Do you experience Joint Aches when it is Cold and Rainy?

Osteoarthritis (OA) is the most common underlying cause of chronic pain in older individuals and is the leading cause of disability. OA is classified as a degenerative joint disease and is characterized by damage and loss of articular cartilage which protect the end of bones that form the joint.

Individuals with OA commonly report increased joint pain and stiffness in cold and/or damp weather conditions. Some estimates suggest that 80% to 90% of patients with arthritis may be sensitive to cold weather conditions.
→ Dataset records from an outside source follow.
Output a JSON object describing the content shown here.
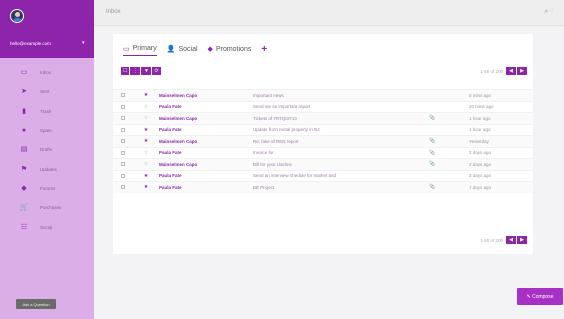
{
  "user": {
    "email": "hello@example.com"
  },
  "nav": [
    {
      "label": "Inbox",
      "icon": "inbox-icon",
      "glyph": "▭"
    },
    {
      "label": "Sent",
      "icon": "sent-icon",
      "glyph": "➤"
    },
    {
      "label": "Trash",
      "icon": "trash-icon",
      "glyph": "▮"
    },
    {
      "label": "Spam",
      "icon": "spam-icon",
      "glyph": "●"
    },
    {
      "label": "Drafts",
      "icon": "drafts-icon",
      "glyph": "▤"
    },
    {
      "label": "Updates",
      "icon": "flag-icon",
      "glyph": "⚑"
    },
    {
      "label": "Forums",
      "icon": "tag-icon",
      "glyph": "◆"
    },
    {
      "label": "Purchases",
      "icon": "cart-icon",
      "glyph": "🛒"
    },
    {
      "label": "Social",
      "icon": "group-icon",
      "glyph": "☷"
    }
  ],
  "help_label": "Ask a Question",
  "topbar": {
    "title": "Inbox"
  },
  "tabs": [
    {
      "label": "Primary",
      "icon": "inbox-tab-icon",
      "glyph": "▭"
    },
    {
      "label": "Social",
      "icon": "person-icon",
      "glyph": "👤"
    },
    {
      "label": "Promotions",
      "icon": "tag-icon",
      "glyph": "◆"
    }
  ],
  "toolbar": {
    "select": "☐",
    "more": "⋮",
    "labels": "▼",
    "refresh": "⟳"
  },
  "pager": {
    "text": "1-50 of 200",
    "prev": "◀",
    "next": "▶"
  },
  "emails": [
    {
      "sender": "Mainselmen Capo",
      "subject": "Important news",
      "attach": "",
      "time": "5 mins ago",
      "starred": true
    },
    {
      "sender": "Paula Fate",
      "subject": "Send me an important report",
      "attach": "",
      "time": "20 mins ago",
      "starred": false
    },
    {
      "sender": "Mainselmen Capo",
      "subject": "Tickets of TRTQI3T13",
      "attach": "📎",
      "time": "1 hour ago",
      "starred": false
    },
    {
      "sender": "Paula Fate",
      "subject": "Update from rental property in NJ",
      "attach": "",
      "time": "1 hour ago",
      "starred": true
    },
    {
      "sender": "Mainselmen Capo",
      "subject": "Re: fake of REN report",
      "attach": "📎",
      "time": "Yesterday",
      "starred": true
    },
    {
      "sender": "Paula Fate",
      "subject": "Invoice for",
      "attach": "📎",
      "time": "2 days ago",
      "starred": false
    },
    {
      "sender": "Mainselmen Capo",
      "subject": "Bill for your Uselms",
      "attach": "📎",
      "time": "2 days ago",
      "starred": false
    },
    {
      "sender": "Paula Fate",
      "subject": "Send an interview shedule for market and",
      "attach": "",
      "time": "3 days ago",
      "starred": true
    },
    {
      "sender": "Paula Fate",
      "subject": "BE Project",
      "attach": "📎",
      "time": "7 days ago",
      "starred": true
    }
  ],
  "compose_label": "✎ Compose"
}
How Does Cold and Damp Weather Affect the Joints of the Body?

While there is no one explanation as to why joint stiffness and pain increase with cold and damp weather conditions, one commonly accepted theory revolves around changes in barometric pressure, which is a measure that refers to the weight of the air. A decrease in barometric pressure (which occurs with colder, wetter weather) causes the muscles, tendons, bones, and tissues surrounding the joints to expand. Because there is a limited amount of space around the joints, this can result in an increase in joint pain, particularly in individuals affected by arthritis.

Another theory is that lower temperatures may increase joint fluid thickness, which increases joint stiffness, making individuals more susceptible to joint pain with movement, particularly after being stationary for a while.

Finally, increased joint pain and stiffness during cold and damp weather conditions may be related to decreased activity levels. It is well known that physical activity helps to relieve pain associated with arthritis; many individuals tend to stay cooped up inside when the weather is cold and damp, leading to an increase in joint pain and stiffness.

Tips for Keeping Your Joints Healthy During Cold & Rainy Weather

While you have no control over the weather, there are some tips you can follow to reduce your risk of suffering an increase in joint pain and stiffness when the cold and damp weather arrives, including:

  • Dress in layers to keep the joints of your body warm.
  • Engage in regular physical activity to increase the strength of your bones and muscles, so that they are less susceptible to injury.
  • Stay as active as possible when the weather is gloomy (i.e. walk around the house, walk up and down the stairs, etc.)
  • Stretch before heading outside in the cold and damp weather to prepare your joints.
  • Maintain a healthy weight, which helps to decrease stress on your joints.
  • Use moist heat to relax your muscles.
  • Try to get an adequate amount of quality sleep.
  • Eat a healthy and balanced diet.
  • Try to maintain a positive outlook.

If you have noticed that your joints ache more in cold and wet weather conditions, you may benefit from treatment which will involve an individualized treatment plan that is tailored specifically to your symptoms. You will work with your healthcare provider to set goals and track your progress as you work through your treatment plan.

Undergoing a comprehensive evaluation by a healthcare provider at Sports Medicine and Rehabilitation Centre is one of the best ways to condition your body to deal with changes in weather conditions. After the assessment, our therapists will create a program that is specific to your needs and set you on the right path toward optimal joint function.

1. Timmermans E, van der Pas S, Schaap L, Deeg D. Self-perceived weather sensitivity and joint pain in older people with osteoarthritis in six european countries: Results from the European Project on OSteoArthritis (EPOSA). Eur Geriatr Med. 2013;4:S24. doi:10.1016/j.eurger.2013.07.078.
2. Deall C, Majeed H. Effect of Cold Weather on the Symptoms of Arthritic Disease: A Review of the Literature. Journal of General Practice. 2016;04(05). doi:10.4172/2329-9126.1000275.
3. It's cold outside! Do your joints hurt? - UChicago Medicine. Published 2018. Accessed December 10, 2018.
4. Weather and Arthritis Pain - Living With Arthritis. Living With Arthritis. Published 2018. Accessed December 10, 2018.